Os trabalhadores passavam grande parte da vida na propriedade, onde nasceram, formaram as famílias e permaneceram por décadas, sem registro formal de emprego ou controle de direitos trabalhistas.
As moradias habitadas pelo grupo eram precárias, feitas de barro e madeira, sem água potável, banheiro adequado, iluminação ou estruturas de proteção relativamente seguras, com relatos de desabamento anterior.
O deslocamento entre áreas de produção e as moradias chegava a cerca de uma hora, e a coleta da piaçava era frequentemente feita pelos próprios trabalhadores, sem uso de equipamentos de proteção ou treinamento de segurança.
O pagamento era feito apenas pela produção, sem contrato formal, o que impedia direito a férias, 13º salário, FGTS e exames médicos ocupacionais. A produção inteira precisava ser entregue ao empregador.

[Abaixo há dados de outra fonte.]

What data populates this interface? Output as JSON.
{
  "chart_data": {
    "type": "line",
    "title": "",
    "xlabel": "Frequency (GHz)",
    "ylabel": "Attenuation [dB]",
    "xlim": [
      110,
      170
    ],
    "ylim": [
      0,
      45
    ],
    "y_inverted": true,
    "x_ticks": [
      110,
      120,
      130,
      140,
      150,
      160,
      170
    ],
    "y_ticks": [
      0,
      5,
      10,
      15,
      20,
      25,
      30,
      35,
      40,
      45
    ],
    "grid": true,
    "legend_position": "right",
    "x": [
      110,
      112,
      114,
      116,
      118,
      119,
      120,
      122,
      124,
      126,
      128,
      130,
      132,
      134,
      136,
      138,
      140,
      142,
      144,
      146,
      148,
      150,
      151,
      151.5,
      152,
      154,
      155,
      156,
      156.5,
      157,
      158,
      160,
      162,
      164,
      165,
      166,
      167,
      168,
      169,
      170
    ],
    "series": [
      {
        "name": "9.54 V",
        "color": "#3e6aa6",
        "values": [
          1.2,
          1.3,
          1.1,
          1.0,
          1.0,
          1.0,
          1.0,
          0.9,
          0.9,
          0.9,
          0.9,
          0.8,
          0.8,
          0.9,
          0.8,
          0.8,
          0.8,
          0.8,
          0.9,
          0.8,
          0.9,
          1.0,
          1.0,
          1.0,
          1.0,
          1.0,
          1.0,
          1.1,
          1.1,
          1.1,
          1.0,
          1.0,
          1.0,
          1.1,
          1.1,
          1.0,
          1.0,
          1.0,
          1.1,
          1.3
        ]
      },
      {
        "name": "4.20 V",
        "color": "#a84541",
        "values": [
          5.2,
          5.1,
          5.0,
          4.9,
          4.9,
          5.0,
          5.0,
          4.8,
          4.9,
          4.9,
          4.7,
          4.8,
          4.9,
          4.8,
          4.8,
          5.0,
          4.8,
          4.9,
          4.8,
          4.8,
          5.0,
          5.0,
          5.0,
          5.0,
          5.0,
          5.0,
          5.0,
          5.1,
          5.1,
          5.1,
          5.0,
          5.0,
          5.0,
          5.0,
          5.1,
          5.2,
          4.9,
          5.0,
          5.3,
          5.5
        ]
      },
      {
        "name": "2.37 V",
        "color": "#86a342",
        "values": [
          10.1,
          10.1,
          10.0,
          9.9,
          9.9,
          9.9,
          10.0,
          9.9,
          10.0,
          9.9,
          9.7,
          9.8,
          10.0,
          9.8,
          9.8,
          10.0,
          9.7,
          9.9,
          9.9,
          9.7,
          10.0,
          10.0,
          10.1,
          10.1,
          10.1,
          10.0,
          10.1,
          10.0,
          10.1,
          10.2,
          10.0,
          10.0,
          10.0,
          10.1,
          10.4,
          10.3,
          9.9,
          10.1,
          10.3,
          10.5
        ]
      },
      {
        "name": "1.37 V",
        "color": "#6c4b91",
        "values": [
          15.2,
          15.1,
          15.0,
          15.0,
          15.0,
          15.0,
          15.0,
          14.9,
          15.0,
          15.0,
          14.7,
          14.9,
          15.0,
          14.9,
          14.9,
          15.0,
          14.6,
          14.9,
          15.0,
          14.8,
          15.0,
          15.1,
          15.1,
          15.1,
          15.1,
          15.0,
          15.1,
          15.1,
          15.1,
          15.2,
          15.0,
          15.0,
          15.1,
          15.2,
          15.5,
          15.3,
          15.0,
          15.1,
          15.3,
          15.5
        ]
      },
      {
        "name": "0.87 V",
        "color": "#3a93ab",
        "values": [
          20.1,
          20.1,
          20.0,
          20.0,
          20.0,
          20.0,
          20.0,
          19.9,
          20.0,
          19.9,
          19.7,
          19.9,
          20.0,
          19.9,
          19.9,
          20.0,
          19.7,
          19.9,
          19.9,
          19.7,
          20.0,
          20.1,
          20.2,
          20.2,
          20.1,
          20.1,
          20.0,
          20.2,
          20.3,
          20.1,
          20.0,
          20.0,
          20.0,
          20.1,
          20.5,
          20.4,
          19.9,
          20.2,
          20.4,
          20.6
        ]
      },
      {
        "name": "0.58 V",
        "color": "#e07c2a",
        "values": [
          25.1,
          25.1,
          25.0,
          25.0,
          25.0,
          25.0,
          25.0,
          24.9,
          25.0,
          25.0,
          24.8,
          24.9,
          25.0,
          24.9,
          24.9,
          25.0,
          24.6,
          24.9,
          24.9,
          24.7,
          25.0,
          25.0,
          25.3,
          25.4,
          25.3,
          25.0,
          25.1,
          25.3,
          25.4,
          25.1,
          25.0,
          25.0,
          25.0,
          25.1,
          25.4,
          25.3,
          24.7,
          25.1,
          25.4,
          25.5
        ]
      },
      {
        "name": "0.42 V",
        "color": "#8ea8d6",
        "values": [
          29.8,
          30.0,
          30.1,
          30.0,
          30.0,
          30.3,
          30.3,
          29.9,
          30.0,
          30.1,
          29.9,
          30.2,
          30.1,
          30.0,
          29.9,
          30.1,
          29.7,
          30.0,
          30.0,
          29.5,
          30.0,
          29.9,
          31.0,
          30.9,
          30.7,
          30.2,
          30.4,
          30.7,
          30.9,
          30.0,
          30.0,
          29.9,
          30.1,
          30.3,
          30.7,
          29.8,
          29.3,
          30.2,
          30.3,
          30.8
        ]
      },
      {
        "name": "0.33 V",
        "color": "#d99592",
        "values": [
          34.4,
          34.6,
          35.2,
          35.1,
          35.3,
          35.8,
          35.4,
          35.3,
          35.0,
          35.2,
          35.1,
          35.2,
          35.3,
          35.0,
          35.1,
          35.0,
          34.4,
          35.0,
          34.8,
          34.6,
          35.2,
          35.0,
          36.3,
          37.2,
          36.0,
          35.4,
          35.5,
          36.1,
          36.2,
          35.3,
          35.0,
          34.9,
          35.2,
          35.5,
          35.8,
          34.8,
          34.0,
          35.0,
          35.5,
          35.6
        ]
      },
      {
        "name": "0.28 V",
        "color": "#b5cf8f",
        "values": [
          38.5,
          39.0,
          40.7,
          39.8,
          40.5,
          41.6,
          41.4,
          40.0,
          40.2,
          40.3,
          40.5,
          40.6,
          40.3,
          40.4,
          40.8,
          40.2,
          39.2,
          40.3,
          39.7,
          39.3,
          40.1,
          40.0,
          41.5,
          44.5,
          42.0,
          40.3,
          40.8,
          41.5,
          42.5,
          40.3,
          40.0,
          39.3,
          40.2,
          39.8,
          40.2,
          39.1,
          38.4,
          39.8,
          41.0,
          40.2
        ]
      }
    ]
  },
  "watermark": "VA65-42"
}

Após a fiscalização, os vínculos de trabalho dos 11 trabalhadores foram formalizados no eSocial, com recolhimento de FGTS, contribuição previdenciária e demais verbas trabalhistas, além da possibilidade de acesso ao seguro-desemprego específico para pessoas resgatadas de condições análogas à escravidão, conforme requisitos legais.
A operação segue em andamento e os auditores devem adotar medidas administrativas cabíveis, incluindo autos de infração, em relação às irregularidades encontradas, com perspectiva de novas diligências contra o empregador.